Jurisdictional structure
- Operations jurisdiction: People's Socialist Republic of Albania

= People's Police (Albania) =

Former law enforcement agency in Albania

The People's Police (Albanian: Policia Popullore) was the main law enforcement agency of the People's Socialist Republic of Albania between 1945-1991. It was the law enforcement successor to the interwar Royal Albanian Gendarmerie and served primarily as the civilian law enforcement agency of Albania throughout the Cold War. The People's Police was subordinate to the Ministry of Interior and served a separate function to the Sigurimi police during the Hoxhaist era of Albanian history. The People's Police was disbanded in 1991 following the change of the Albanian governmental system.

== History ==
The People's Police was founded on May 14, 1945, and officially sanctioned as a formalized law enforcement agency by Law No. 144 on August 30, 1945, by the Interim Postwar government. The People's Police primarily served as a regular police force imitating various other communist states of the Eastern Bloc such as the Militsiya model of policing among the USSR and its client states. Although initially created to safeguard communist control over the general populace, by 1947, the police forced had expanded significantly and were allocated greater funding and resources by the state, primarily to defend industry and maintain control of Albania's rural regions. Additionally, the People's Police maintained 36 regional branches in each district (rreth) and varied in size demanding on each rreth's population size.

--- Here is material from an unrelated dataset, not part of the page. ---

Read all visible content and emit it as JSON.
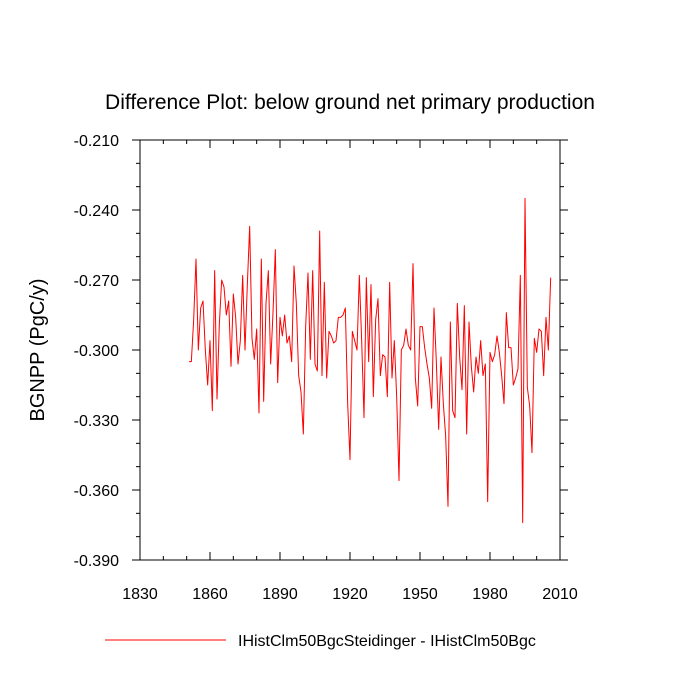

In 1951, the People's Police was targeted by a bombing attack in Elbasan with Sali Ormeni, the Head of the Albanian police, being assassinated in this attack with allegations of a false flag attack.

In 1982, the Mustafa Band, an anti-communist band of guerrilla breached Albania's borders and murdered four police officers; this inevitably lead to the creation of the "Sampistet" or Unit 326, the predecessor to the RENEA. That year, Unit 326 would serve as the special police forces of the late communist period in addition to anti-riot functions when it was activated in 1990.

The general structure of the People's Police was subdivided into five branches by 1989; the Police for Economic Objectives, Communications Police, Fire Police, Detentation/Penal Police, and the General Police. Although functions between the General Police and Sigurimi overlapped, the People's Police primarily functioned on a local rather than a national level (unlike the Sigurimi). All members of the People's Police, regardless of which branch they served had to be members of the Party of Labour. Much like the military, the People's Police would face significant changes and reforms through the Hoxhaist era as Albania routinely shifted alliances among the major communist parties of the Cold War era.

By 1991, the People's Police would officially be weakened due to budget constrains and rising anti-government sentiments. Ramiz Alia and the ruling party opted to reduce the personnel by 30% to put less strain on the state's limited budget. By July 1991, the People's Police would officially be disbanded alongside the Sigurimi. The State Police would serve as the legal successor to the former People's Police. Much of the files on dissidents would be destroyed.

== Structure ==
The People's Police mainly served local law enforcement functions, although they were subordinated to the Ministry of Interior. Generally, service to the People's Police was mandatory for party members, typically for three years. Each bureaus was as follows:

- General Police - primarily responsible to stop criminal elements within the general society but also to stop political dissidence. It served as the largest bureau of the People's Police and was subdivided into 36 districts. Its main role was to investigate crimes, traffic violations among others. The General Police often cooperated with the Sigurimi in general investigations, and within larger towns and cities, they maintained internal security sections and files on dissidents and citizens.
- Police for Economic Objectives - primarily served as security for Albania's industrial complexes, maintaining security within these facilities and ensuring general worker obedience to quotas. They also guarded state buildings, construction projects and state-owned enterprises.
- Communications Police - primarily served as the police forces that guarded communist Albania's telecommunications, bridges, railroads, telephone and telegraph networks. In addition they often tapped into phones to listen in on communications among the general populace.
- Fire Police - also under the People's Police umbrella, the fire police primarily served as firefighting functions and natural disaster relief.
- Detention Police - established in 1947, it primarily was responsible for maintaining Albania's penal colony network and maintain control among the prisoner population. It also put down prisoner revolts.
- Auxiliary Village Police - Founded in 1947, and enshrined into law by 1948, the Auxiliary Village Police was a conscripted service of able-bodied men who primarily served as collaborators to the People's Police. Unlike service to the General Police, which required three years, Village Auxiliary Units served two months out of the year. The auxiliary police were part-time police officers who provided additional manpower to the People's Police in times of need. They also served as a bridge between the state and the rural regions of Albania which remained loose from direct control by the government.